Tamito KAJIYAMA kajiyama@grad.sccs.chukyo-u.ac.jp
Thu, 13 Apr 2000 02:30:50 +0900


* M.-A. Lemburg:
|
| > > To make all this work without too many hassles we'd need
| > > (at least the most commonly used) CJKV codecs in the core
| > > distribution. How big would these be ? Would someone contribute
| > > them... Tamito ?

* Andy Robinson:
|
| > He may be at home by now, but he indicated to me that he was
| > happy for them to be used in any way.  The nice things about
| > his codecs are
| > (a) one could extract the mapping tables for other codecs
| >     from data at www.unicode org and use a very similar
| >     approach.

In fact, I generated the mappings in my Japanese codecs using
simple Python scripts based on the mapping table provided by
Unicode Inc.:

ftp://ftp.unicode.org/Public/MAPPINGS/EASTASIA/JIS/JIS0208.TXT

The version I used is 0.9 (8 March 1994).  The perfectness of
the mappings are totally due to the authors of the original
mapping table, not me ;)

| > (b) the mappings may be 168k, but they at least zip nicely.
| >     I'm guessing at 5-6 such codecs in the distribution
| >     initially.

Thanks for the considerations on size.  I personally consider
the size issue is less important than the speed issue, though.
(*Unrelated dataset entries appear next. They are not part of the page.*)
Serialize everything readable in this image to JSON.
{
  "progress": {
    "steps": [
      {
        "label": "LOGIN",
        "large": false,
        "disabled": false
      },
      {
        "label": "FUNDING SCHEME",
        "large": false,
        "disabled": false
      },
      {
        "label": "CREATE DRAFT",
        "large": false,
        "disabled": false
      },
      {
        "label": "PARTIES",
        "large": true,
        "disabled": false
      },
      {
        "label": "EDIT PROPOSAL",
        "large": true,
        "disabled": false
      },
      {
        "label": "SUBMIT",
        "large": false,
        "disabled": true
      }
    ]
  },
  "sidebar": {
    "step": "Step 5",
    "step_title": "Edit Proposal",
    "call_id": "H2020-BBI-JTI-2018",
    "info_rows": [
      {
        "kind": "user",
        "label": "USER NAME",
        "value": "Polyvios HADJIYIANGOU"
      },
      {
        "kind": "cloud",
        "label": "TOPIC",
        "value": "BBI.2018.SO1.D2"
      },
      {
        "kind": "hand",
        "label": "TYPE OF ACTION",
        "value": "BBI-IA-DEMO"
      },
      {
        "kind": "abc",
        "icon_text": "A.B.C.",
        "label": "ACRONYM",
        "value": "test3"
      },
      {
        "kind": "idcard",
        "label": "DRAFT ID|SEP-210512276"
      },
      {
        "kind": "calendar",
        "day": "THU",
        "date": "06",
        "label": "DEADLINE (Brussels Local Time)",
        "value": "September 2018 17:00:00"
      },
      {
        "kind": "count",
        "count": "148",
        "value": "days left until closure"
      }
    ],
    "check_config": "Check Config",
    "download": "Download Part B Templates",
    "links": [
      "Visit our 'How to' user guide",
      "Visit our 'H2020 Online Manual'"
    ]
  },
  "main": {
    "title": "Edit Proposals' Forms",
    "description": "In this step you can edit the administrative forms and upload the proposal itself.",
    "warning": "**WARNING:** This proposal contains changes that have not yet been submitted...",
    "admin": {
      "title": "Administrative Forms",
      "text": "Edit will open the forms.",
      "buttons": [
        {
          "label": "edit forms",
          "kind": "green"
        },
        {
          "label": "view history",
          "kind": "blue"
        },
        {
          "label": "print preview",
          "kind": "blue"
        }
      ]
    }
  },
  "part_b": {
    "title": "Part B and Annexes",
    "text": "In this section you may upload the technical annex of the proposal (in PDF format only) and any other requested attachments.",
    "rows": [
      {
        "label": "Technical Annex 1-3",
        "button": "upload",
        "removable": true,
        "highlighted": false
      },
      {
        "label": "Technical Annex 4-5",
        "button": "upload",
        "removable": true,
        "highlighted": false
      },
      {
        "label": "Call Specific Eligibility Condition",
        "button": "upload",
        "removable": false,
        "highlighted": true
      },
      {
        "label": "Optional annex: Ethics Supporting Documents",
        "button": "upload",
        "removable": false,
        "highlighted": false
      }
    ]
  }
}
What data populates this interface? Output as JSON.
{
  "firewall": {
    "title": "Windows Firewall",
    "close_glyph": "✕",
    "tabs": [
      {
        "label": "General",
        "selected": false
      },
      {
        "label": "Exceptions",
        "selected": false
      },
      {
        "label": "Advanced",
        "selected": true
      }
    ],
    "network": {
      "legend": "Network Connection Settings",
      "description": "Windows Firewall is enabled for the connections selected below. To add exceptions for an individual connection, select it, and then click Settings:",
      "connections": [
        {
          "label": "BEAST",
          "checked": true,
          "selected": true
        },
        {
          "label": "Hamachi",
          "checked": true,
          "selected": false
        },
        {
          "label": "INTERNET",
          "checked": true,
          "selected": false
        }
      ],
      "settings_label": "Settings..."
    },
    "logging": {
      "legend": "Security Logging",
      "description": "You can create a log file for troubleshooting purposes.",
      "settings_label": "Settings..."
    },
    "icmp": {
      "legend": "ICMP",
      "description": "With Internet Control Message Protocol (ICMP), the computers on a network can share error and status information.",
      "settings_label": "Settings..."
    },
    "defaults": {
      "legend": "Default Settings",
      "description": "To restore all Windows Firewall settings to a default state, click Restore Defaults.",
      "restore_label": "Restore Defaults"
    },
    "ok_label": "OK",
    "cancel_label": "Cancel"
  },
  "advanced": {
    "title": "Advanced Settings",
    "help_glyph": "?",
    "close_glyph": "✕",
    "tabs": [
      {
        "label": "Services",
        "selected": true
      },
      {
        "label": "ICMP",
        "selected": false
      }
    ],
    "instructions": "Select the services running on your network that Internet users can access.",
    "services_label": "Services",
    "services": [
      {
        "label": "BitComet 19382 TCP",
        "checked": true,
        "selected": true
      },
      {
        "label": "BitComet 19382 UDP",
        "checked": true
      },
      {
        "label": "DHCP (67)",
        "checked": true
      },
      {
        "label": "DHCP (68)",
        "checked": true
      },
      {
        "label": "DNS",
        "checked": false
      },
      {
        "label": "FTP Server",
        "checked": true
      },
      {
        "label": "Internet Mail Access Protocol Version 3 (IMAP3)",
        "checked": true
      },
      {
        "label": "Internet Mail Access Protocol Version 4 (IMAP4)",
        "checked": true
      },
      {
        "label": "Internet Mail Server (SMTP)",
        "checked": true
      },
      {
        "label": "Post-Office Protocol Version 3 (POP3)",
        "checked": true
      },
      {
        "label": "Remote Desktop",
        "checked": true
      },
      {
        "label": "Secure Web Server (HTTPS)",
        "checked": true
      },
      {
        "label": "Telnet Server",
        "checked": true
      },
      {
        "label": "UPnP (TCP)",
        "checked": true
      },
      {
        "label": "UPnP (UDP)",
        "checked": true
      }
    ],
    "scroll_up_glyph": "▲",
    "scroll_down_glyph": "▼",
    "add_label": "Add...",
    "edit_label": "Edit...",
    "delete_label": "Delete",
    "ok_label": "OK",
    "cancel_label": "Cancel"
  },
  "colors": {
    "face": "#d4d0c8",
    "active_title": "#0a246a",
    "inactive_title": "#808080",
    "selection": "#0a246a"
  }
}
| > (c) the algorithmic bit can be accelerated later in C or our
| >     vaporware state machine, and nobody needs to change
| >     any interfaces.
| > (d) if we slightly parameterise his codecs so that one could
| >     substitute a different mapping table if needed, then
| >     all the corporate variations just need to create a
| >     new dictionary with the deltas - Microsoft Code Page
| >     932 would not be another 168k, but just a few k and
| >     could build its mapping on the fly.

Good ideas.

| > However, I suspect putting it in the core for June 1st may
| > be too aggressive; if the compiler is going to use them on
| > every source file for a Japanese user, we really want to
| > move from byte-level loops in Python to something much faster.
| 
| Speed is not an issue now: what we need is a good concept
| and some proof-of-concept code to go with it.

I think my pure Python implementation of Japanese codecs is a
kind of "proof of concept" at most.  I run a simple benchmark
test on my codecs; it took about 7 minutes to convert a 7MB
Japanese text file from EUC-JP to EUC-JP via UTF-8.  It seems
that my codecs are too slow to use for most applications.  I
believe the char-by-char iteration on strings in EUC-JP and
Shift_JIS needs to be implemented in C.

Best regards,

-- 
KAJIYAMA, Tamito <kajiyama@grad.sccs.chukyo-u.ac.jp>